Gloucestershire County Council has been ordered to disclose further commercial details of the controversial Javelin Park incinerator deal, despite saying this would damage both it and contractor Urbaser Balfour Beatty (UBB).
The county has 35 days to publish or face potential contempt of court proceedings.
A ruling by the Information Commissioner’s Office (ICO) said the public interest in disclosing details of the £500m project available with a few exceptions outweighed any damage to the council and UBB’s commercial interests.
Gloucestershire was last year ordered by the First Tier Tribunal to disclose most information it had sought to keep private.
The new case was brought by a local resident following a report by consultant EY on Javelin Park’s value for money and affordability, which the resident argued simply updated information the tribunal had already told Gloucestershire to disclose.
But Gloucestershire said it contained data that was not contractually required from UBB but had been given with an expectation of confidence.
It said UBB feared disclosure would undermine it in future competitive tenders and negotiations with third parties, while Gloucestershire wanted to keep private pricing for the sale of spare waste capacity to third parties and the sale of electricity.
The commissioner admitted that disclosure would “harm the legitimate economic interest of the council and UBB”.
But the ruling went on: “It is impossible for the public to be fully aware of the overall value for money of the project in the long term if it is unable to analyse the full figures regarding costs and price estimates which the council was working from at the time of the revised project plan.”
A Gloucestershire spokesperson said: “We recognise the public interest in this matter and have complied with all previous ICO requests, however the legislation and guidance is unclear.
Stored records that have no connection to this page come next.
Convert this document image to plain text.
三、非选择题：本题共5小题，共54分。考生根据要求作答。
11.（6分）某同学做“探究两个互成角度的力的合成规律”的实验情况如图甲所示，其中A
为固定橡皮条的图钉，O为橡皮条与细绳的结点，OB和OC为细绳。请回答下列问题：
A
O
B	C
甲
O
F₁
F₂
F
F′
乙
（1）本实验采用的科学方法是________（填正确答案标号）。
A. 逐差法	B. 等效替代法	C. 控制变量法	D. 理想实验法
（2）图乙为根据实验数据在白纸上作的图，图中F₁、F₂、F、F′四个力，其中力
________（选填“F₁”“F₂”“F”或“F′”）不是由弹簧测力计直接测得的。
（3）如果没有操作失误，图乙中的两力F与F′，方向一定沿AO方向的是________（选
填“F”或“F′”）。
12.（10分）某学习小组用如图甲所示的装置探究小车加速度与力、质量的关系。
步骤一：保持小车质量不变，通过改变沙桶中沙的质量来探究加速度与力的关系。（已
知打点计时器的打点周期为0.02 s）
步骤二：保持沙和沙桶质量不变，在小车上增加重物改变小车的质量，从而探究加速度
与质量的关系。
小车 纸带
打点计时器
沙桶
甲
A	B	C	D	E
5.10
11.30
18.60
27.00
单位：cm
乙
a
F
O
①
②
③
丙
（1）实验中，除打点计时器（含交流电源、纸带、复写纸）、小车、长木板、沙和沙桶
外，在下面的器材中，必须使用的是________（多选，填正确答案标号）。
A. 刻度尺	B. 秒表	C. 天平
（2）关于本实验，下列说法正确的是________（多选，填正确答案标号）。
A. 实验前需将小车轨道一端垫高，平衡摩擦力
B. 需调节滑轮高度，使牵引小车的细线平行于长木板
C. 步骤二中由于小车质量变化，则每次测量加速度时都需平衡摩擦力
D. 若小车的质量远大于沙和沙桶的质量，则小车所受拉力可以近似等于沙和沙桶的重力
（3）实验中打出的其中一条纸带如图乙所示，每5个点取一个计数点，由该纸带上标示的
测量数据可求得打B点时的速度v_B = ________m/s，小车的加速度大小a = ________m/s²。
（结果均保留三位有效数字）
“We have to make sure we balance the needs of our contractors for commercial sensitivity with the desire to provide as much information as possible into the public domain.”
The council added that it still thought there were details in the contract and the EY report which could undermine its ability to secure best value for taxpayers, and “we will be going through the latest ICO ruling and will respond to it in due course”.
Gloucestershire said the incinerator was due to open next year and would save taxpayers more than £100m and provide power for 25,000 homes.